Publicado em 11/07/2024 às 16:22

Morrer de futebol

Na manhã melancólica, triste, cinza, gélida, umedecida, lentamente invernal, escutando Luiz Melodia, pensava no atual cenário do futebol brasileiro.

O timbre singular na vitrola aquecia as memórias futebolísticas: “eu fico com essa dor / ou essa dor tem que morrer / a dor que nos ensina / e a vontade de não ter ... eu morro de amores / ou preciso aprender”.

A canção, por algum motivo, trouxe à lembrança as dores das paixões esportivas, o gosto de solidão nos amanheceres e as abundantes lágrimas nas derrotas injustas.

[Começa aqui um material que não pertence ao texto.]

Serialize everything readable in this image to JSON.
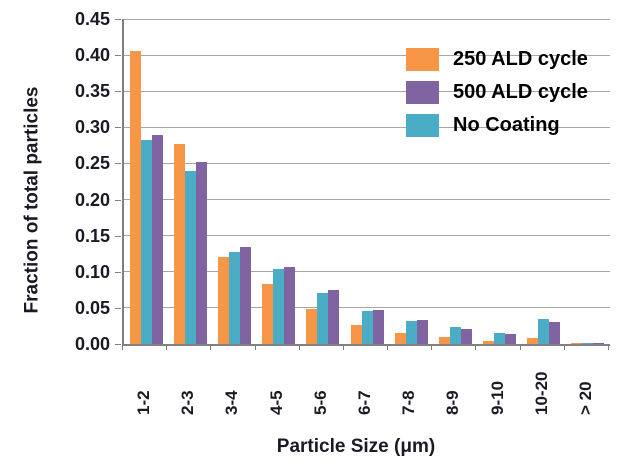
{
  "chart_data": {
    "type": "bar",
    "title": "",
    "xlabel": "Particle Size (μm)",
    "ylabel": "Fraction of total particles",
    "categories": [
      "1-2",
      "2-3",
      "3-4",
      "4-5",
      "5-6",
      "6-7",
      "7-8",
      "8-9",
      "9-10",
      "10-20",
      "> 20"
    ],
    "series": [
      {
        "name": "250 ALD cycle",
        "color": "#F79646",
        "values": [
          0.405,
          0.277,
          0.12,
          0.083,
          0.049,
          0.026,
          0.015,
          0.01,
          0.004,
          0.008,
          0.001
        ]
      },
      {
        "name": "No Coating",
        "color": "#4BACC6",
        "values": [
          0.283,
          0.24,
          0.128,
          0.104,
          0.071,
          0.046,
          0.032,
          0.023,
          0.015,
          0.034,
          0.002
        ]
      },
      {
        "name": "500 ALD cycle",
        "color": "#8064A2",
        "values": [
          0.29,
          0.252,
          0.134,
          0.106,
          0.075,
          0.047,
          0.033,
          0.021,
          0.014,
          0.03,
          0.002
        ]
      }
    ],
    "legend": [
      {
        "label": "250 ALD cycle",
        "color": "#F79646"
      },
      {
        "label": "500 ALD cycle",
        "color": "#8064A2"
      },
      {
        "label": "No Coating",
        "color": "#4BACC6"
      }
    ],
    "legend_position": "top-right",
    "grid": true,
    "ylim": [
      0,
      0.45
    ],
    "ytick_step": 0.05,
    "y_tick_labels": [
      "0.45",
      "0.40",
      "0.35",
      "0.30",
      "0.25",
      "0.20",
      "0.15",
      "0.10",
      "0.05",
      "0.00"
    ]
  },
  "colors": {
    "background": "#FFFFFF",
    "gridline": "#A6A6A6",
    "axis_line": "#808080",
    "axis_text": "#1A1A24",
    "legend_text": "#000000"
  }
}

O futebol ensinava-nos a sofrer.

A bola na trave, o impedimento marcado, o pênalti não convertido e o gol desperdiçado faziam parte dos necessários desamores juvenis, talvez, naquela época, tudo não passasse de uma infantil ilusão.

Não compreendíamos a derrota que chegava aguda no apito final. “Jogamos tão bem, e perdemos!” O narrador tornava o padecer algo épico na desclassificação.

Na arquibancada, o delírio difuso; no bar, o sofrimento coletivo. A regra no futebol é perder, não ser campeão. Como então escolhemos amar algo que nos fazia sofrer?

Agora, estranhamente, comemoramos a honrosa vaga na copa tal. Será que perdemos o desejo da taça no armário? As pulsões de vida e morte nas quatro linhas tornaram-se um negócio repleto de negociatas que desprezam o taciturno torcedor.

A sociabilidade no futebol também mudou: torcedores excluídos, consumidores falhos.

Os românticos alambrados desapareceram. O imaginário do menino descalço, descamisado, que chutava a bola sem marca na rua empoeirada não é mais o mesmo, talvez apenas um pesadelo neocolonial.

Os ídolos não possuem apelidos. Eles têm nomes compostos foneticamente monetizáveis – “Pobre narrador!”. Perdemos a brasilidade que, aos dribles, construiu o estilo brasileiro de jogar futebol, e importamos treinadores.

O amanhecer descolorido possuía as cores do sofrer. Senti um pouco de saudade das derrotas que causavam dores miúdas no coração; queria tanto morrer de amor, mas não senti nada, nenhuma dor, acho que nunca mais morrerei de futebol.